Aku memandang kosong ke depan, beberapa gumpalan awan yang kami lewati … Sama sekali tak membuat mataku teralihkan. Bayangan saat aku meninggalkan Ebe di Juste, kembali memenuhi kepalaku. “Kita akan ke mana kali ini?” sahutan Bernice muncul di tengah-tengah deruan angin.
“Ke tempat, yang seharusnya sudah kuhancurkan sejak dulu,” tuturku balas menyahut.
Kutarik napas yang sangat dalam kali ini, dengan tangan kananku bergerak mengusap leher Kou, “terbang ke arah Utara dari Sora! Terus terbang hingga aku memintamu untuk berhenti, Kou!” perintahku dengan tarikan napas yang lebih dalam dari sebelumnya.

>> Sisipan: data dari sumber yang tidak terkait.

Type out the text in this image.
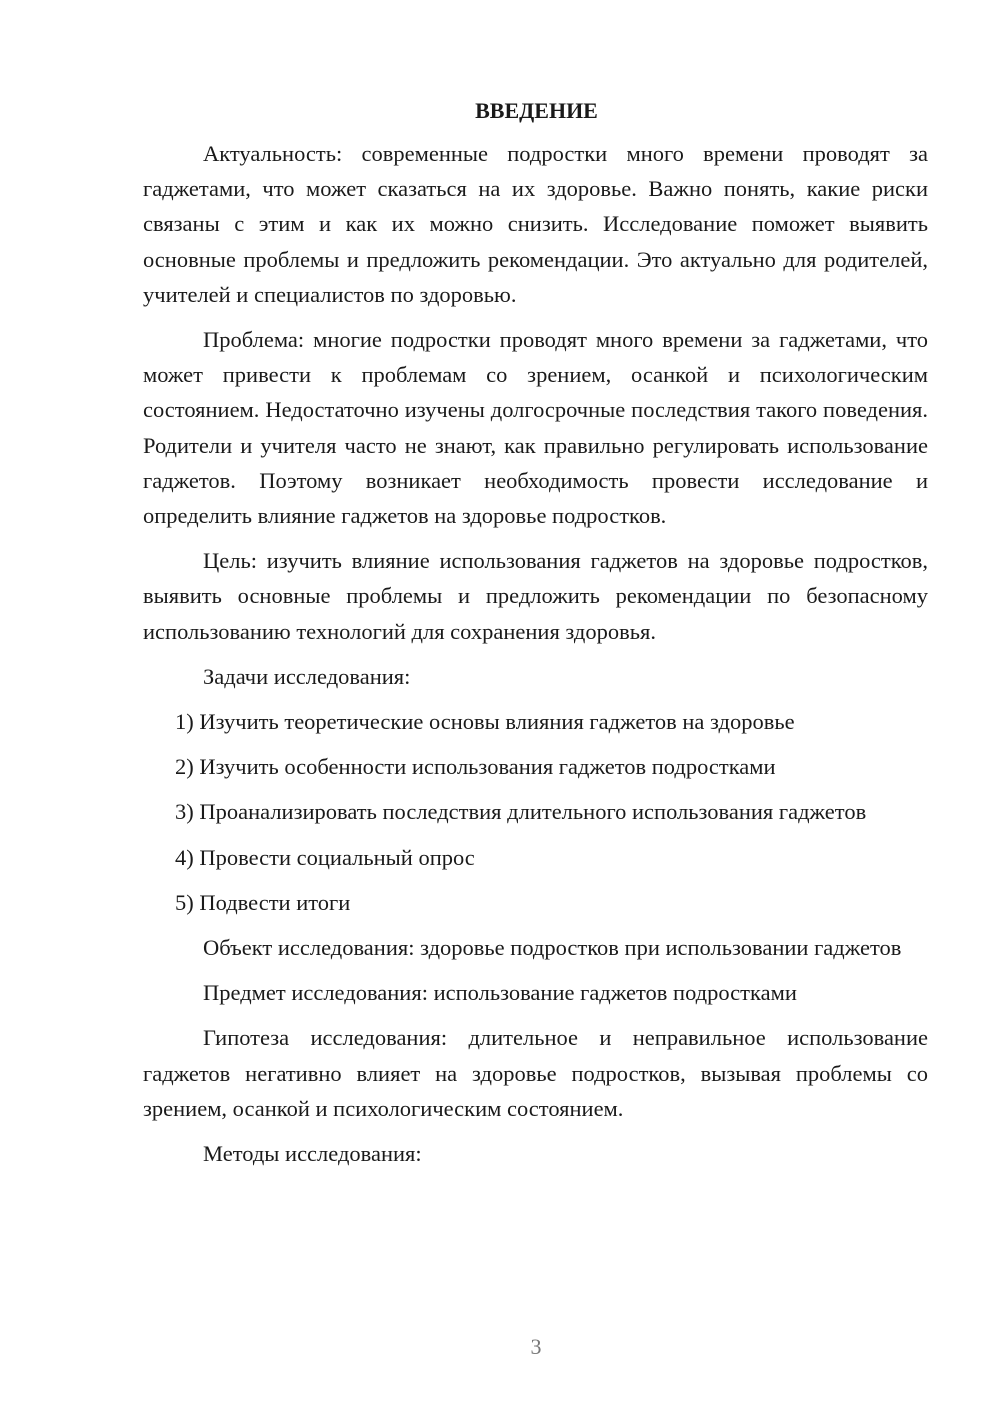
ВВЕДЕНИЕ

Актуальность: современные подростки много времени проводят за гаджетами, что может сказаться на их здоровье. Важно понять, какие риски связаны с этим и как их можно снизить. Исследование поможет выявить основные проблемы и предложить рекомендации. Это актуально для родителей, учителей и специалистов по здоровью.

Проблема: многие подростки проводят много времени за гаджетами, что может привести к проблемам со зрением, осанкой и психологическим состоянием. Недостаточно изучены долгосрочные последствия такого поведения. Родители и учителя часто не знают, как правильно регулировать использование гаджетов. Поэтому возникает необходимость провести исследование и определить влияние гаджетов на здоровье подростков.

Цель: изучить влияние использования гаджетов на здоровье подростков, выявить основные проблемы и предложить рекомендации по безопасному использованию технологий для сохранения здоровья.

Задачи исследования:

1) Изучить теоретические основы влияния гаджетов на здоровье

2) Изучить особенности использования гаджетов подростками

3) Проанализировать последствия длительного использования гаджетов

4) Провести социальный опрос

5) Подвести итоги

Объект исследования: здоровье подростков при использовании гаджетов

Предмет исследования: использование гаджетов подростками

Гипотеза исследования: длительное и неправильное использование гаджетов негативно влияет на здоровье подростков, вызывая проблемы со зрением, осанкой и психологическим состоянием.

Методы исследования:

3
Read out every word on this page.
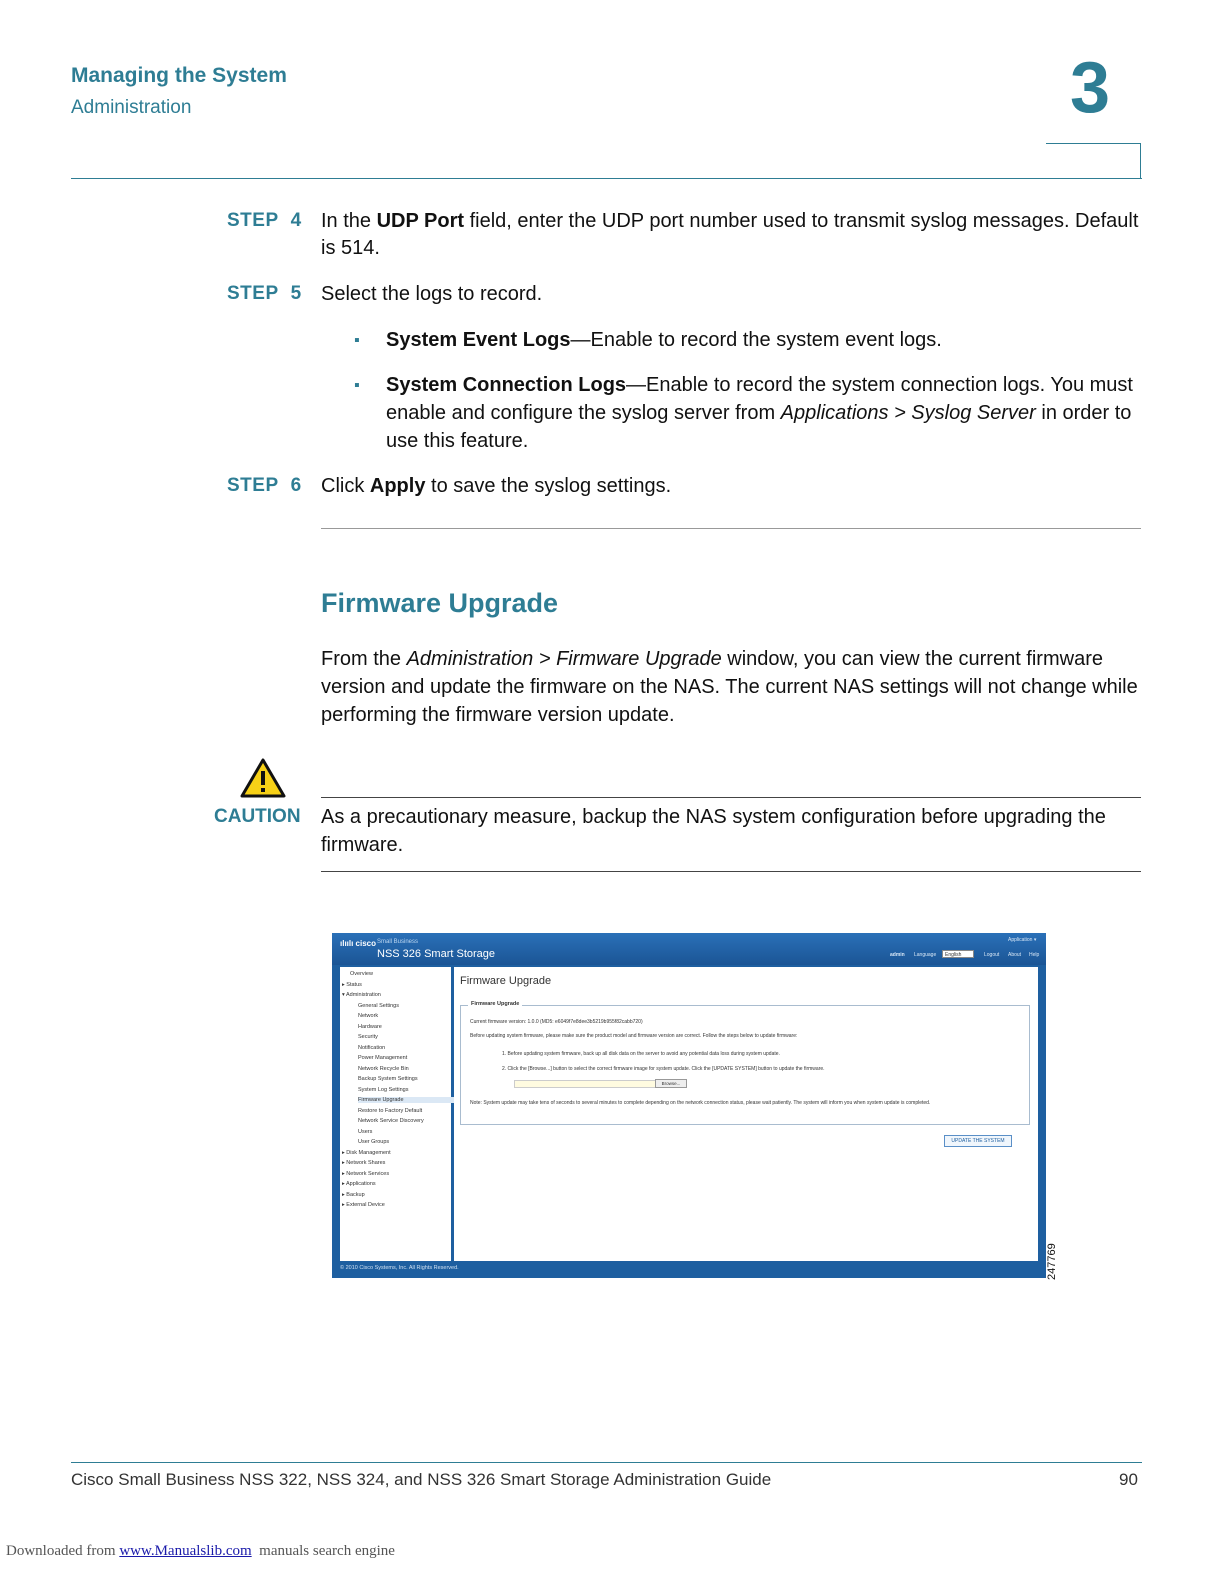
Managing the System
Administration	3
STEP 4 In the UDP Port field, enter the UDP port number used to transmit syslog messages. Default is 514.
STEP 5 Select the logs to record.
▪ System Event Logs—Enable to record the system event logs.
▪ System Connection Logs—Enable to record the system connection logs. You must enable and configure the syslog server from Applications > Syslog Server in order to use this feature.
STEP 6 Click Apply to save the syslog settings.
Firmware Upgrade
From the Administration > Firmware Upgrade window, you can view the current firmware version and update the firmware on the NAS. The current NAS settings will not change while performing the firmware version update.
CAUTION As a precautionary measure, backup the NAS system configuration before upgrading the firmware.
ılıılı cisco Small Business
NSS 326 Smart Storage
Application ▾
admin Language	English	Logout About Help
Overview
▸ Status
▾ Administration
General Settings
Network
Hardware
Security
Notification
Power Management
Network Recycle Bin
Backup System Settings
System Log Settings
Firmware Upgrade
Restore to Factory Default
Network Service Discovery
Users
User Groups
▸ Disk Management
▸ Network Shares
▸ Network Services
▸ Applications
▸ Backup
▸ External Device
Firmware Upgrade
Firmware Upgrade
Current firmware version: 1.0.0 (MD5: e6049f7e8dee3b5219b955f82cabb720)
Before updating system firmware, please make sure the product model and firmware version are correct. Follow the steps below to update firmware:
1. Before updating system firmware, back up all disk data on the server to avoid any potential data loss during system update.
2. Click the [Browse...] button to select the correct firmware image for system update. Click the [UPDATE SYSTEM] button to update the firmware.
Browse...
Note: System update may take tens of seconds to several minutes to complete depending on the network connection status, please wait patiently. The system will inform you when system update is completed.
UPDATE THE SYSTEM
© 2010 Cisco Systems, Inc. All Rights Reserved.	247769
Cisco Small Business NSS 322, NSS 324, and NSS 326 Smart Storage Administration Guide	90
Downloaded from www.Manualslib.com  manuals search engine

“Persiapkan diri kalian! Di saat kita mendarat … Aku tidak akan memberikan kesempatan untuk kita beristirahat!” sambungku memerintah, kepada mereka yang duduk di belakangku.
_____________.
Entah … Entah sudah beberapa hari atau mungkin pekan, semenjak kami terbang meninggalkan Juste. “Terbang sedikit lebih rendah, Kou!” pintaku, untuk sekedar dapat melihat jelas apa yang ada di bawah.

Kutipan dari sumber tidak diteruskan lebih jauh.